The Time Out weekly listing magazines for a particular city contains information about events in film, theatre, fashion, literature and all other artistic events happening, as well as eat out and night out sections. A total of 60 editions are currently published --counting non-English editions-- including Amsterdam, London, Chicago, New York, Lisbon, Jerusalem, Beijing, Istanbul, Tel Aviv, Belgrade, Cyprus, Beirut, Dubai, Moscow, Athens, Singapore, Saint-Petersburg, Bucharest, Almaty, Kiev, Mumbai, New Delhi, Abu Dhabi, Sydney, Shanghai and Barcelona. On 25 March 2008, Time Out Kuala Lumpur launched in the Malaysian capital to become the 24th edition of the magazine known as 'the world's living guide'. A Time Out version for Hong Kong was launched in May 2008. Time Out Jakarta was launched in December 2008. Events listings are complemented with articles, typically featuring celebrities appearing in one of the listed events. Many publications are in English. Weekly city guides are in local languages (e.g. the Athens guide is in Greek). The London edition costs £2.99 per week (May 2009 prices) and has a circulation of 86,000 copies and a readership of 374,000 people (Jan-Jun 2003 figures). These figures are down from a record high of 110,496 achieved in Jan-June 1995. The Mexico City edition was issued from November 2003 to early 2007 along with Chilango magazine but was replaced by the magazine's own events guide, called Guía Chilango.
Whilst the London edition is solely owned by the Time Out Group, other editions are partly or wholly owned by other entities. For instance the ownership of a Chicago edition of the magazine that launched in March 2005 was split 50-50 between the group and Joe Mansueto.
The Singapore edition is licensed out to in-flight magazine publishers Ink Publishing. The founder of Time Out Tony Elliott has said in an interview that he wants to expand to Los Angeles and San Francisco once the Chicago venture has been fully launched. Other editions are not owned by the Time Out Group at all – for instance Time Out Mumbai is operated solely by a publisher licencing the Time Out brand. Some critics in the financial press have questioned whether this business model has allowed the Time Out brand to expand as quickly as it might have.

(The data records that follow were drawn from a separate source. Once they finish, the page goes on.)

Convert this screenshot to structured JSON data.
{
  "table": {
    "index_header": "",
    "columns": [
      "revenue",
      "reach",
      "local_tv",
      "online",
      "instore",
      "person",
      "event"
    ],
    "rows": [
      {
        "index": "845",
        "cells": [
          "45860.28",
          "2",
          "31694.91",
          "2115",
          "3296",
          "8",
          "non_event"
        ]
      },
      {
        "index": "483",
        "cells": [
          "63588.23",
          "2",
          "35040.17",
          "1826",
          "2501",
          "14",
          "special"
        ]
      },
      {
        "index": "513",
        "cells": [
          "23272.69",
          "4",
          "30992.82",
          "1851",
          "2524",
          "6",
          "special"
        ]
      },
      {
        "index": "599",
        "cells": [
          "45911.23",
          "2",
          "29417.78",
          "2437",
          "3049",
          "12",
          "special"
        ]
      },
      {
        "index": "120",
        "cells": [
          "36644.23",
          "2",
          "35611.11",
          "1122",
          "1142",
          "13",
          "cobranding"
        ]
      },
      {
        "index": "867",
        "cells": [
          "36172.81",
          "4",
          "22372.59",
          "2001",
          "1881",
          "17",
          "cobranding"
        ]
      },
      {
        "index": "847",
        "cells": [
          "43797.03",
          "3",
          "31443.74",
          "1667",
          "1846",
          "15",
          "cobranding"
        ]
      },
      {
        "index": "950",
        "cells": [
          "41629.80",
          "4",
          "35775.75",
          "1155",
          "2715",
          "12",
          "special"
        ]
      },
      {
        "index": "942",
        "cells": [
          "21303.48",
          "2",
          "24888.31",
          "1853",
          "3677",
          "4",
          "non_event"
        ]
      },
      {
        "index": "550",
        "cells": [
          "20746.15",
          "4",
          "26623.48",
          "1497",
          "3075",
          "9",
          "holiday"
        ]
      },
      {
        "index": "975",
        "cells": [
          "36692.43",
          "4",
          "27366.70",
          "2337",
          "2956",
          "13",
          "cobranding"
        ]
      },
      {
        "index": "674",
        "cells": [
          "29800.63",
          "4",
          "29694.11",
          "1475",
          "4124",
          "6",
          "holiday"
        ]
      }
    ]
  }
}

In addition to the magazines, Time Out publishes food, drink and restaurant guides for London, New York City, Dubai and Paris. For London, its core city, it has also published guides for students, shopping and health and fitness amongst others. Time Out also produces 48 travel guides to cities and regions around the world. The guides are published in the UK by Random House. Although similar in style to other guides, such as those published by Lonely Planet and Rough Guide, the Time Out guides tend to focus on more hip happenings in each city. Time Out was instrumental in bringing about specific listings for gay and lesbian readers, a formula followed now by similar publications.
The Group also publishes an annual film guide, Time Out Film Guide, being a compendium of short reviews of all major film releases. The reviews can be found on the magazine's film home page as well.
The original magazine, with listings for London, was published in 1968 by Tony Elliott. The first issues had a print run of around 5,000. It began as an alternative magazine alongside other members of the underground press in the UK, but by 1980 it abandoned its original collective decision making structure (and commitment to equal pay for all its workers), leading to the foundation of a competing City Limits magazine by former staffers. By now its former radicalism has all but vanished. As one example of its editorial bent in the 1970s, London's Time Out published 60 names of purported CIA agents stationed in England in 1976.
In 2003, the Group reported revenues of £25m and a profit of £228,000. Elliott remained the sole owner of the group until November 2010, when he sold a 50% stake to private equity group Oakley Capital, valuing the company at £20million.